Герцог Брамадорский смотрел на своего убийцу так спокойно, что Харрисону стало не по себе. Он торопливо, почти не целясь, выстрелил. Дубовый шкаф разлетелся в щепки. Заряд прошел сквозь герцога, не причинив тому ни малейшего вреда. Харрисон попятился, но словно налетел спиной на невидимую стену и остановился.

— Надо иметь смелость признать свое поражение, — сказал вельможа и приветственно протянул руку. — Думаешь, ты в этой игре единственный читер?

Пустышка

Федор вставил сетевую карту в компьютер, подключил кабель и щелкнул выключателем. По экрану побежали буквы, загрузилась операционная система. Федор поправил очки, проверил сервер — связь есть. Все работает.

Не успел он собрать инструменты, как зазвонил телефон.

— Федюня! — сладко запела секретарша. — Зайди к Сергей Сергеичу! Срочно, пожалуйста!

Директор ждал в приемной. Его вечно недовольное лицо хмурилось, глаза сурово смотрели исподлобья. Говорят, он когда-то работал в милиции, да так и не смог отвертеться от обвинения во взятке…

На столе завывал приемник. «Никто не знает моих проблем, кроме Бога…» Смазливая секретарша уткнулась в монитор и чему-то ехидно улыбалась. Возле двери скучал охранник — мордоворот с красным, лишенным интеллекта лицом. Нет, не лицом. Харей.

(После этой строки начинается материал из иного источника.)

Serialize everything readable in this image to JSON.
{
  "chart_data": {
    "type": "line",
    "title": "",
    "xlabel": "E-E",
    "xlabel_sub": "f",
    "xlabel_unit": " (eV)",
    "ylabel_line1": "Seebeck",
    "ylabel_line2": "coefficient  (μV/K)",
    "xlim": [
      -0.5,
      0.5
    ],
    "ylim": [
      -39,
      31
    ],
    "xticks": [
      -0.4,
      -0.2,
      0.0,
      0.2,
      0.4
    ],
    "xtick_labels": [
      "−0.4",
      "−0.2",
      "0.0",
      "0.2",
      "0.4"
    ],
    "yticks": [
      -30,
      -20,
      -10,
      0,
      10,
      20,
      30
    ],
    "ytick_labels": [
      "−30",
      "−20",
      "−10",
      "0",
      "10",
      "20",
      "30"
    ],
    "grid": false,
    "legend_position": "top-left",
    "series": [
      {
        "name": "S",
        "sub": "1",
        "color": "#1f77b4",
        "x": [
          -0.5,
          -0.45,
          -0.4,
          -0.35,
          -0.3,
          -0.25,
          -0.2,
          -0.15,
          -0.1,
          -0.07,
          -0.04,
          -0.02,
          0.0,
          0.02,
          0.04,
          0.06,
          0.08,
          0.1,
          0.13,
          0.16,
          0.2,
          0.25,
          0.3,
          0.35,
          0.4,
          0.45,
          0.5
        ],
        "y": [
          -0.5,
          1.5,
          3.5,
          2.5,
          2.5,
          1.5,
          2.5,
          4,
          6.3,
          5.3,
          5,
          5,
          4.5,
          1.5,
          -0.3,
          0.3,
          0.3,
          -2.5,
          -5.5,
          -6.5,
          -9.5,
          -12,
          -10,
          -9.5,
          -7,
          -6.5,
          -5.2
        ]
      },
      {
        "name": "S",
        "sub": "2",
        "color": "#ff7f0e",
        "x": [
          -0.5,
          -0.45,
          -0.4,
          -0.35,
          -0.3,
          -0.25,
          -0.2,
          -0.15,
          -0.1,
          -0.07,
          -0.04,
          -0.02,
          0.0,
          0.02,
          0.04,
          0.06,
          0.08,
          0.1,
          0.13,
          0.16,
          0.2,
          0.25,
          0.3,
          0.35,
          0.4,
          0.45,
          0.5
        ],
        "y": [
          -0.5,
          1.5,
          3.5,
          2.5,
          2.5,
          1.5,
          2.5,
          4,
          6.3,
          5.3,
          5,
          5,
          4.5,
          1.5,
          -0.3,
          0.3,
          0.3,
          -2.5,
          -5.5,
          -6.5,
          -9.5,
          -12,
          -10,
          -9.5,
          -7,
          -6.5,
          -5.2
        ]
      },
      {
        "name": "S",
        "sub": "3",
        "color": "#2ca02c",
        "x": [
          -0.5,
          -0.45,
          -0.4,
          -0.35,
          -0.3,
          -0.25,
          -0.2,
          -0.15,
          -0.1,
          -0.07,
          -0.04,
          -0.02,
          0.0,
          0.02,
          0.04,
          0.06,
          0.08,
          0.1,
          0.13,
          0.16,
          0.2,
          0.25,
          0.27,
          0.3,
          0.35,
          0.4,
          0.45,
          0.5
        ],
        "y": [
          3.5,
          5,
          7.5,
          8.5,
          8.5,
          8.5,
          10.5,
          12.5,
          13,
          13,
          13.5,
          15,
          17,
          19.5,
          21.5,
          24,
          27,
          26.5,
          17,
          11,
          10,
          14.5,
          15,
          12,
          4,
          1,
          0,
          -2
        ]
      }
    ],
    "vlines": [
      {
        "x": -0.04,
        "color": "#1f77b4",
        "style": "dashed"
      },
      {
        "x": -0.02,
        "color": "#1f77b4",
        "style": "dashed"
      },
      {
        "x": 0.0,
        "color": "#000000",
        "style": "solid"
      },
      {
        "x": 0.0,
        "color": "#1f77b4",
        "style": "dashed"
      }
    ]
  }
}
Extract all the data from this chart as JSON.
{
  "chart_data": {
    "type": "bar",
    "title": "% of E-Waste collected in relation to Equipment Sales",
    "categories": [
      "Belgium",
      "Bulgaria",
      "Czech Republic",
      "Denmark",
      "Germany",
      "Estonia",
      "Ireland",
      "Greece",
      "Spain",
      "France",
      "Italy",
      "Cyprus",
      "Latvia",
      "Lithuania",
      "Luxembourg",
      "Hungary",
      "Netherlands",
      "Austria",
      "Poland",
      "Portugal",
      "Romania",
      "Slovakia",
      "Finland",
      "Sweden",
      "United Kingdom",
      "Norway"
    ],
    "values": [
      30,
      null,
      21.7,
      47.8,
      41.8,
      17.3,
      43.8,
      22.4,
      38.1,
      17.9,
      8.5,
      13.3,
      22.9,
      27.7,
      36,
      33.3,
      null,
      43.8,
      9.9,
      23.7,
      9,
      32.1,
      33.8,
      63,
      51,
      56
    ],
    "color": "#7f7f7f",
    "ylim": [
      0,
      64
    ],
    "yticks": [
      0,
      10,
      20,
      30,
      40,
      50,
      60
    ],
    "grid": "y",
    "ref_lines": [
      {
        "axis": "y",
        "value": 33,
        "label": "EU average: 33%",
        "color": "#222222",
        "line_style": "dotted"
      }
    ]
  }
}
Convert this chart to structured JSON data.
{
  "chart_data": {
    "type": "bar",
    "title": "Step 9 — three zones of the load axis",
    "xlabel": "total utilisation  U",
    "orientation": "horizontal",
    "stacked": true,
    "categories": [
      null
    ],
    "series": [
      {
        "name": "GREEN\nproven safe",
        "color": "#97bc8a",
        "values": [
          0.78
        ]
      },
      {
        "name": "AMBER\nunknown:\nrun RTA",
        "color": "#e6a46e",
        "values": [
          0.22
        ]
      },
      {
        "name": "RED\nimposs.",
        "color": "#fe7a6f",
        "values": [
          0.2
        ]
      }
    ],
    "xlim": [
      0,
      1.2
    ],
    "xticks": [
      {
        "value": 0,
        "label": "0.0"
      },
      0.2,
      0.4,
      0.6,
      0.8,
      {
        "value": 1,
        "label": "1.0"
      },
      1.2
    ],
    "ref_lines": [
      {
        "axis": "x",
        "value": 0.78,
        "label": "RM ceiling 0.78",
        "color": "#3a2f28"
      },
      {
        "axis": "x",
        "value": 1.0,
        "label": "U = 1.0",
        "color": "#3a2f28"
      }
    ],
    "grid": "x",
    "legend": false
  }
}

— Ты уволен, — коротко бросил директор Федюне. — Расчет получишь завтра. Премию я с тебя вычту.

Федор отступил на шаг.

— Да как же так, Сергей Сергеич! За что?

— У тебя две сетевых карты сгорело за два дня, раздолбай! Одни убытки приносишь!

— Я же говорил: компьютеры нужно заземлять! Просил же провод! — в отчаянии крикнул Федор.

— С проводом и дурак сделает. А ты без провода мне сделай! Я тебе бабло не рожаю!

На Федора что-то нашло. Все помутилось перед глазами. Он вдохнул побольше воздуха и крикнул:

— Это вы — дурак! Вы — кретин и тиран! Вы не понимаете, как надо делать!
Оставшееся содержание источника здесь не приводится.